The plunge in prices has increased the volume of oil Nigeria would need to allocate for repayment. It is estimated that the country may need to commit at least 100,000 barrels per day (bpd) to cover the loan, adding pressure to an already strained production system. Nigeria is currently using about 300,000 bpd to service existing oil-backed Saudi loan taken by its national oil company.
Nigeria Struggles to Meet OPEC Output Quotas
Nigeria’s ability to commit additional oil to back the Saudi loan is uncertain due to its ongoing struggles with production shortfalls. In the first quarter of the year, Nigeria averaged just 1.4 million bpd in crude output, well below its 1.8 million bpd quota set by OPEC. The shortfall has been attributed to longstanding issues, including oil theft, sabotage of infrastructure, and aging facilities.
Speaking at a local energy conference, Nigeria’s Minister of State for Gas, Ekperikpe Ekpo, urged international and domestic oil producers operating in the country to work collaboratively to increase output. Despite various efforts, Nigeria has consistently failed to meet its OPEC production targets in recent years.
Widespread theft and pipeline vandalism have deterred major international oil companies from operating in the region. These challenges have led to frequent declarations of force majeure at key crude export terminals, further disrupting output and revenue generation.
New Investments Offer Hope, But Challenges Remain
In response to the ongoing production crisis, Nigerian authorities have intensified efforts to combat oil theft and boost output. These initiatives are beginning to attract attention from international investors. Earlier this month, the Nigerian Upstream Petroleum Regulatory Commission (NUPRC) announced that ExxonMobil plans to invest up to $1.5 billion in offshore oil and gas exploration and development in Nigerian waters.

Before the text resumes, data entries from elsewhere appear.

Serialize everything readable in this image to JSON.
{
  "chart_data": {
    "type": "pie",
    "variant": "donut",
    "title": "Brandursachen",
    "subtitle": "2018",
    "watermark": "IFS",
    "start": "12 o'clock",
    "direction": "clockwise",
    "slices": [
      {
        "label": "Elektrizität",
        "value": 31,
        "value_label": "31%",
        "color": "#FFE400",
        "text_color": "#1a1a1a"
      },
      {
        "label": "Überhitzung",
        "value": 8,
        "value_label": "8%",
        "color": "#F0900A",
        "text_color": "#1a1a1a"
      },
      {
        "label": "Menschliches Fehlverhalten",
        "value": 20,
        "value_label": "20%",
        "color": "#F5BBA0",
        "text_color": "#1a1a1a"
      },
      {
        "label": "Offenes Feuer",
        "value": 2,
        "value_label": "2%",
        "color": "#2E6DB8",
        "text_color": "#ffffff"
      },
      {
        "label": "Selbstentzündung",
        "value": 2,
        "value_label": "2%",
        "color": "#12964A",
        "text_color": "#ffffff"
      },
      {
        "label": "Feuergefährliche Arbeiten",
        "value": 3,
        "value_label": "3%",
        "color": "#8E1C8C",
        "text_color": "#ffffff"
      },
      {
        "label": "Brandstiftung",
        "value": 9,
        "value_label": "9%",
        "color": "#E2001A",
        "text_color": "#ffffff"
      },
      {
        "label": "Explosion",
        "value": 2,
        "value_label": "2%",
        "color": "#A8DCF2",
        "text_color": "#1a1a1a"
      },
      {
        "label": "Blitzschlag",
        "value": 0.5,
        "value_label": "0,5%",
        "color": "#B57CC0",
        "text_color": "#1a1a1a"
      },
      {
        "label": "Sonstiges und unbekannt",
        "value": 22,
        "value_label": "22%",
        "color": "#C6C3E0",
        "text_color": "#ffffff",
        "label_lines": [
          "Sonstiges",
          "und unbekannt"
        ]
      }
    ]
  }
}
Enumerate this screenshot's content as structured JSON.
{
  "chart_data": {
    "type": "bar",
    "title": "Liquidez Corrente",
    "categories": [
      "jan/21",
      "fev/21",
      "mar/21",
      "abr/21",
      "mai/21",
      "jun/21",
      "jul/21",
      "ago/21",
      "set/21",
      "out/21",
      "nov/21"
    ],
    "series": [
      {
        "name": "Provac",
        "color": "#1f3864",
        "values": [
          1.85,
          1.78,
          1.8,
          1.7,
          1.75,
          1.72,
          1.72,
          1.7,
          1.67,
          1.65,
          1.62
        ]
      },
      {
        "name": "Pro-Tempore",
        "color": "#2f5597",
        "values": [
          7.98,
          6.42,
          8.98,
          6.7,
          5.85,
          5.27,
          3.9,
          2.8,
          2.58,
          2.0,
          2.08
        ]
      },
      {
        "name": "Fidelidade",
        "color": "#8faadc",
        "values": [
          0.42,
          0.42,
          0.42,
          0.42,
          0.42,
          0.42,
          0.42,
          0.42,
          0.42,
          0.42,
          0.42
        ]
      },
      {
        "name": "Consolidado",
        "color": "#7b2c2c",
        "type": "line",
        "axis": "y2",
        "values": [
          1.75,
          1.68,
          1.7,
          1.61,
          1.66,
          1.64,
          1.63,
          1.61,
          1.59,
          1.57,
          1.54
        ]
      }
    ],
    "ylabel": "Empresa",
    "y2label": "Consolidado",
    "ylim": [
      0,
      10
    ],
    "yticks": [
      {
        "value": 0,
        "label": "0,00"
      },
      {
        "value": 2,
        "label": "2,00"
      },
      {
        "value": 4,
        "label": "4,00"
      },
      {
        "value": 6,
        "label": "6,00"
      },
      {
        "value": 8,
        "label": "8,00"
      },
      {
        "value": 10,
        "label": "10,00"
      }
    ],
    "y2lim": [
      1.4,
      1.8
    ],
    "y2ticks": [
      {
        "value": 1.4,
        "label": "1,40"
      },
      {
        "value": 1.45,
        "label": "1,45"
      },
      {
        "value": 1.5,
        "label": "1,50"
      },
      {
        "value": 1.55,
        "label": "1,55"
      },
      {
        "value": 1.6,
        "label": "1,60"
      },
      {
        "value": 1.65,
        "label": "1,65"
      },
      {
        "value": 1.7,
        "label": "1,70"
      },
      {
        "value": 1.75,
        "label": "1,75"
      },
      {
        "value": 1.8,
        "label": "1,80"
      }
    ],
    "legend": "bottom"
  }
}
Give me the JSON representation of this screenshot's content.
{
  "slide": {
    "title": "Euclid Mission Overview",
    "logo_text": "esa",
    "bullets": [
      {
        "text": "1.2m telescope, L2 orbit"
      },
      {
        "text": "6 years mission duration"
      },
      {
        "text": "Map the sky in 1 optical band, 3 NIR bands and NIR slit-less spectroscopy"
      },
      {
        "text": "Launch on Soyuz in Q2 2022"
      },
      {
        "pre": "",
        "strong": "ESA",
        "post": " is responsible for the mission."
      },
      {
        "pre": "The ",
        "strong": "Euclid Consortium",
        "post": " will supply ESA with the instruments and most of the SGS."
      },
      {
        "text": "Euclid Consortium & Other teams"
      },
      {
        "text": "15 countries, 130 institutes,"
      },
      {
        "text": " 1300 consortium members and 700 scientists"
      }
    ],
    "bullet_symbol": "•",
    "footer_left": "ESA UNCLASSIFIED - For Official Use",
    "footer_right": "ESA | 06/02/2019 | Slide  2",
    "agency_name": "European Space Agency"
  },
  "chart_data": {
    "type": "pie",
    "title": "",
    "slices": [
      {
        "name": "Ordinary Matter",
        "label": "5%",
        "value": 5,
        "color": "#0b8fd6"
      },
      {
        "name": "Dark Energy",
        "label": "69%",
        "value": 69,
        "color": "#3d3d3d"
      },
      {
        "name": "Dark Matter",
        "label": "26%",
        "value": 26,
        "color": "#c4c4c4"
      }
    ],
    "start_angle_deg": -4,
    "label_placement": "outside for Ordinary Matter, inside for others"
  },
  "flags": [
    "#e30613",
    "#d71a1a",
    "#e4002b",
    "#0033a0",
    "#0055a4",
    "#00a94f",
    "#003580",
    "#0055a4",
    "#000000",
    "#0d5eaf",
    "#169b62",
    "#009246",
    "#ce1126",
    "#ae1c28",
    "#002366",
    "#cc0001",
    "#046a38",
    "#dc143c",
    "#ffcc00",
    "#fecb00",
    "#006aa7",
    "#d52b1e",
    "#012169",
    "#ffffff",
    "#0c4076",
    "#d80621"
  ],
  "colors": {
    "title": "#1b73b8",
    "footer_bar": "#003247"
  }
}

Such investments offer a glimmer of hope for Nigeria’s oil sector. However, until the country can significantly stabilize and increase its production, the viability of backing large-scale loans with crude oil remains questionable. The current impasse with Saudi Arabia underscores how fragile the situation is, relying heavily on both commodity prices and operational stability.
The fate of the $5 billion Saudi loan could set a precedent for future financing arrangements within Africa’s largest oil-producing nation. As negotiations continue, both Riyadh and Abuja will need to navigate the twin challenges of volatile oil markets and systemic production issues to reach a deal.